Under the rule of law, anyone charged with a crime has significant protections and must be afforded due process. The state has the burden of proving every single element of every crime charged beyond a reasonable doubt. The accused must be allowed to confront witnesses against him, and has no obligation to testify. He is presumed innocent until proved guilty, beyond a reasonable doubt.
This is why many rape cases are never filed, and why some women honestly believe they were raped, but by law, were not. Any rape law is, of necessity, limited. Only certain actions are illegal. If those actions didn’t occur, or if they were done consensually, there is no rape, which is how it must be. A reasonable person of normal intelligence reading any law must be able to tell what is and is not unlawful. If they can’t, how can any of us avoid becoming felons?
That’s rape rape. The real thing, a criminal act that is provable in court. That’s why knowing how drunk everyone was, what sort of consent they gave, how they behaved before, during and afterward, is so important. Some people are just lousy witnesses. They’re not believable. Juries won’t like them or convict on their word. Such is the nature of humanity. Such is the glory of the rule of law.
Ah, but what do you do it you’re an oh-so-politically correct college administrator determined to always believe every “victim,” regardless of whether they’re actually victims of anything? What if you really believe that women on your very own campus have a 25% chance of being raped every minute of every day? Let’s put aside the fact that if that were true, any women would be insane to work or to set foot on a college campus. You know you can’t ever prove rape rape. You lack the knowledge, experience and ability, but you have something more important: you have progressive certainty. You’re certain your ideology is infallible. You cannot be wrong.
So to hell with the rule of law, and bring on social justice. Proof beyond a reasonable doubt? Meh. The police determine no rape took place? What do they know? They’re men, and all men are rapists. Why would you want a rapist to be able to mount a defense? Believe the victim! You know what the rapist is going to say anyway. He’s just going to blame the victim!

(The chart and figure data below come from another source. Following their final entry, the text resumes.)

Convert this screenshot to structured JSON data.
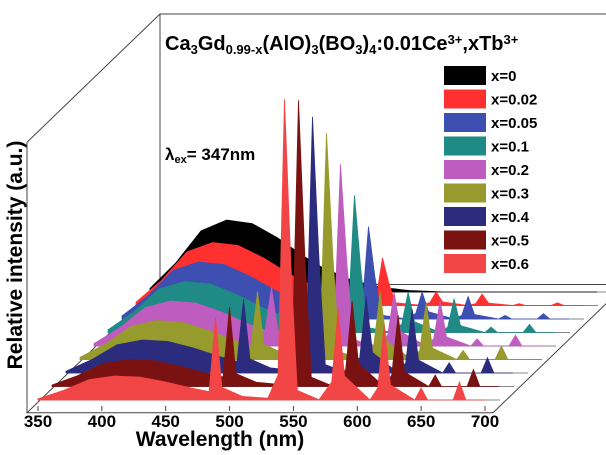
{
  "chart_data": {
    "type": "waterfall",
    "title": [
      {
        "text": "Ca"
      },
      {
        "text": "3",
        "shift": "sub"
      },
      {
        "text": "Gd"
      },
      {
        "text": "0.99-x",
        "shift": "sub"
      },
      {
        "text": "(AlO)"
      },
      {
        "text": "3",
        "shift": "sub"
      },
      {
        "text": "(BO"
      },
      {
        "text": "3",
        "shift": "sub"
      },
      {
        "text": ")"
      },
      {
        "text": "4",
        "shift": "sub"
      },
      {
        "text": ":0.01Ce"
      },
      {
        "text": "3+",
        "shift": "sup"
      },
      {
        "text": ",xTb"
      },
      {
        "text": "3+",
        "shift": "sup"
      }
    ],
    "annotation": [
      {
        "text": "λ"
      },
      {
        "text": "ex",
        "shift": "sub"
      },
      {
        "text": "= 347nm"
      }
    ],
    "x_label": "Wavelength (nm)",
    "y_label": "Relative intensity (a.u.)",
    "xlim": [
      350,
      700
    ],
    "xticks": [
      350,
      400,
      450,
      500,
      550,
      600,
      650,
      700
    ],
    "ylim": [
      0,
      100
    ],
    "legend": "upper right",
    "x": [
      350,
      370,
      390,
      410,
      430,
      450,
      470,
      484,
      489,
      494,
      510,
      530,
      538,
      543,
      548,
      553,
      570,
      580,
      585,
      590,
      610,
      616,
      621,
      626,
      645,
      650,
      655,
      675,
      680,
      685,
      700
    ],
    "series": [
      {
        "name": "x=0",
        "color": "#000000",
        "values": [
          1.2,
          9.6,
          20.4,
          24,
          22.8,
          18,
          12,
          8.4,
          7.2,
          6.5,
          3.6,
          1.7,
          1.2,
          1,
          0.7,
          0.5,
          0.2,
          0,
          0,
          0,
          0,
          0,
          0,
          0,
          0,
          0,
          0,
          0,
          0,
          0,
          0
        ]
      },
      {
        "name": "x=0.02",
        "color": "#ff3030",
        "values": [
          1.1,
          8.4,
          17.9,
          21,
          20,
          15.8,
          10.5,
          7.4,
          10.1,
          6,
          3.2,
          1.5,
          2.3,
          15.8,
          7.4,
          0.9,
          0.2,
          0.9,
          4.5,
          1.2,
          0,
          0.6,
          3.8,
          0.8,
          0,
          0.6,
          0,
          0,
          0.9,
          0,
          0
        ]
      },
      {
        "name": "x=0.05",
        "color": "#3d4fb0",
        "values": [
          1,
          7.6,
          16.2,
          19,
          18.1,
          14.3,
          9.5,
          6.7,
          13.2,
          5.7,
          2.9,
          1.3,
          3.4,
          30.8,
          14.1,
          1.3,
          0.2,
          1.8,
          9,
          2.4,
          0,
          1.2,
          7.5,
          1.5,
          0,
          1.2,
          0,
          0,
          1.8,
          0,
          0
        ]
      },
      {
        "name": "x=0.1",
        "color": "#1f8a86",
        "values": [
          0.9,
          6.8,
          14.5,
          17,
          16.2,
          12.8,
          8.5,
          6,
          16.4,
          5.5,
          2.6,
          1.2,
          4.5,
          45.7,
          20.8,
          1.7,
          0.2,
          2.7,
          13.5,
          3.6,
          0,
          1.8,
          11.3,
          2.3,
          0,
          1.8,
          0,
          0,
          2.7,
          0,
          0
        ]
      },
      {
        "name": "x=0.2",
        "color": "#bf5cbf",
        "values": [
          0.8,
          6,
          12.8,
          15,
          14.3,
          11.3,
          7.5,
          5.3,
          19.5,
          5.3,
          2.3,
          1.1,
          5.6,
          60.6,
          27.5,
          2.1,
          0.2,
          3.6,
          18,
          4.8,
          0,
          2.4,
          15,
          3,
          0,
          2.4,
          0,
          0,
          3.6,
          0,
          0
        ]
      },
      {
        "name": "x=0.3",
        "color": "#979a2c",
        "values": [
          0.7,
          5.2,
          11.1,
          13,
          12.4,
          9.8,
          6.5,
          4.6,
          22.7,
          5,
          2,
          0.9,
          6.7,
          75.5,
          34.2,
          2.6,
          0.1,
          4.5,
          22.5,
          6,
          0,
          3,
          18.8,
          3.8,
          0,
          3,
          0,
          0,
          4.5,
          0,
          0
        ]
      },
      {
        "name": "x=0.4",
        "color": "#2c2c7e",
        "values": [
          0.6,
          4.4,
          9.4,
          11,
          10.5,
          8.3,
          5.5,
          3.9,
          24.6,
          4.7,
          1.7,
          0.8,
          7.4,
          85.4,
          38.6,
          2.8,
          0.1,
          5.1,
          25.5,
          6.8,
          0,
          3.4,
          21.3,
          4.3,
          0,
          3.4,
          0,
          0,
          5.1,
          0,
          0
        ]
      },
      {
        "name": "x=0.5",
        "color": "#7a1212",
        "values": [
          0.5,
          3.6,
          7.7,
          9,
          8.6,
          6.8,
          4.5,
          3.2,
          26.5,
          4.3,
          1.4,
          0.6,
          8.1,
          95.4,
          43.1,
          3.1,
          0.1,
          5.7,
          28.5,
          7.6,
          0,
          3.8,
          23.8,
          4.8,
          0,
          3.8,
          0,
          0,
          5.7,
          0,
          0
        ]
      },
      {
        "name": "x=0.6",
        "color": "#f24545",
        "values": [
          0.4,
          3.2,
          6.8,
          8,
          7.6,
          6,
          4,
          2.8,
          27.4,
          4.2,
          1.2,
          0.6,
          8.4,
          100.3,
          45.2,
          3.2,
          0.1,
          6,
          30,
          8,
          0,
          4,
          25,
          5,
          0,
          4,
          0,
          0,
          6,
          0,
          0
        ]
      }
    ]
  }
}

Forget all those e-mails from the victim talking about how great the sex was and asking for more. She was in shock, suffering from trauma. How could she know what she was doing? Verdict first, trial later. That’s rape. That’s social justice.
Sane women know that men can actually be rather useful from time to time. Some women actually enjoy their company and are able to do so while somehow avoiding being raped. What happens when men want nothing to do with most women? What happens when 50% of any college’s potential student body chooses not to attend? Who is going to maintain those rape statistics then?
There are consequences for bad choices.